# Provea



## rolf48 (13 März 2010)

Ich lese hier ständig über Download.de und ähnliche Seiten.
Ich habe in der Suche den Namen Provea eingegeben aber nichts gefunden.
So mache ich eben mal den Anfang und schreibe über deren Verkaufspraktiken.
Eine Bekannte suchte im Net nach Bettwäsche. Da sah sie die Sonderangebote der Firma Provea. Genau das was sie suchte und noch dazu für einen Preis der etwa die 1/2 des Normalpreises entsprach. Sie freute sich über dieses Schnäppchen und bestellte sich die entsprechende Menge auf Rechnung.
Eine Woche später war die Woche da, und außerdem noch ein kleiner Spielzeugbär als wie sie meinte Gruß.
Ein Monat verging, die Ware war bezahlt, da kam ein zweites Paket mit der gleichen Menge Bettwäsche. In der Annahme es sei ein Irrtum schickte sie es mit entsprechenden Vermerk zurück.
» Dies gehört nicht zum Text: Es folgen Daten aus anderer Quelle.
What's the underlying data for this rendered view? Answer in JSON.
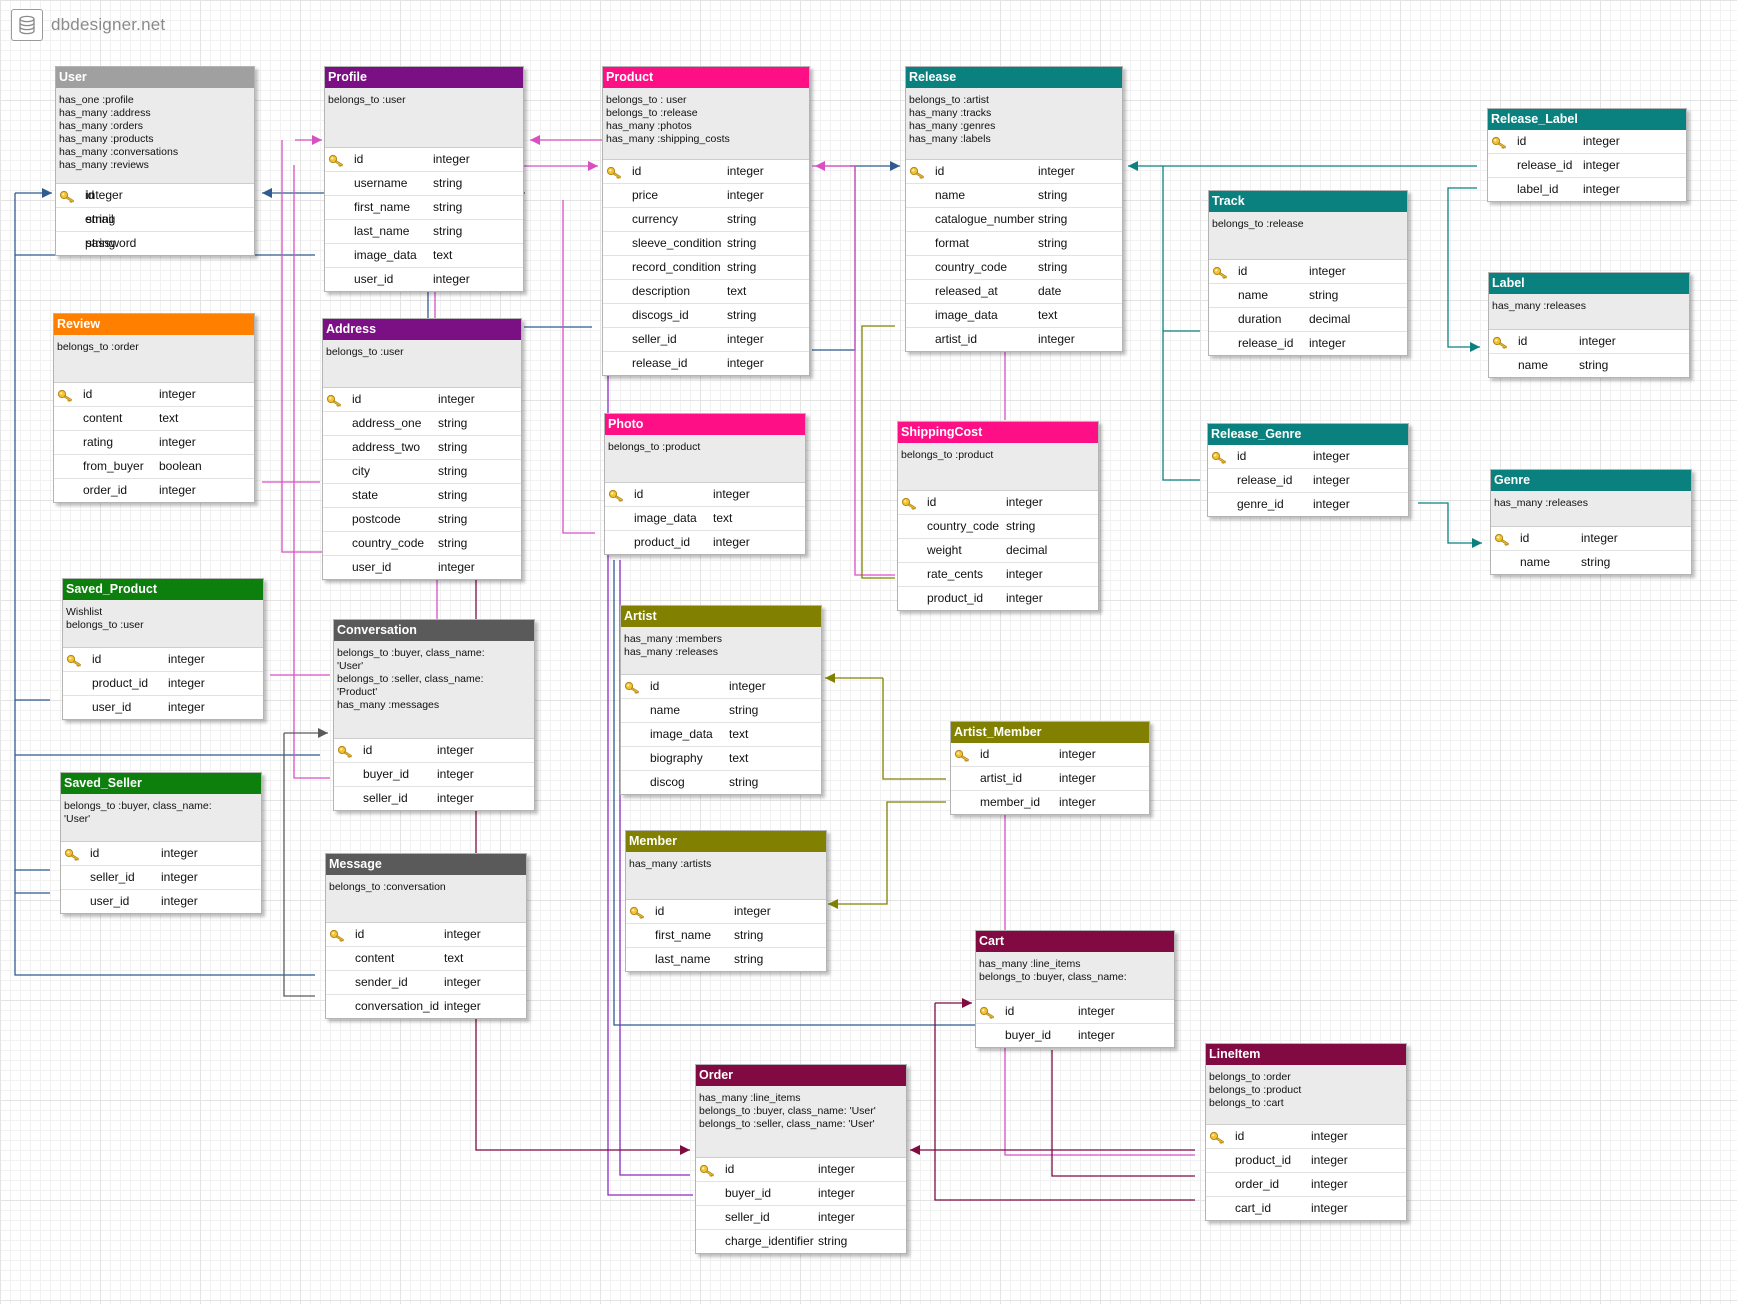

Kurz vor Ablauf des nächsten Monats kam eine Mahnung und ein Vermerk, daß sie einen Dauerauftrag abgeschlossen habe.
Hierauf kündigte sie den angeblichen Dauerauftrag, bezahlte die letze Rechnung und bekam auch eine Kündigungsbesätigung. Sie freute sich, daß nun alles erledigt sei.
Doch es kam weiterhin Ware deren Annahme sie stets verweigerte. Bis eine Nachbarin das Paket ausversehen annahm. Und promp kam wieder eine Mahnung.
Hier der darauffolgende Schriftwechsel:
1.


> Sehr geehrte Damen und Herren,
> nach ihrer vorletzten Lieferung hatte ich Sie gebeten mir keine Ware mehr zu schicken. Per eMail hatte ich Ihnen eine Kündigung zukommen lassen, die sie mir bestätigt haben.
> Trotzdem kam nochmals eine Lieferung, die ich nicht öffnete. Diese Ware liegt bei mir zur Abholung bereit.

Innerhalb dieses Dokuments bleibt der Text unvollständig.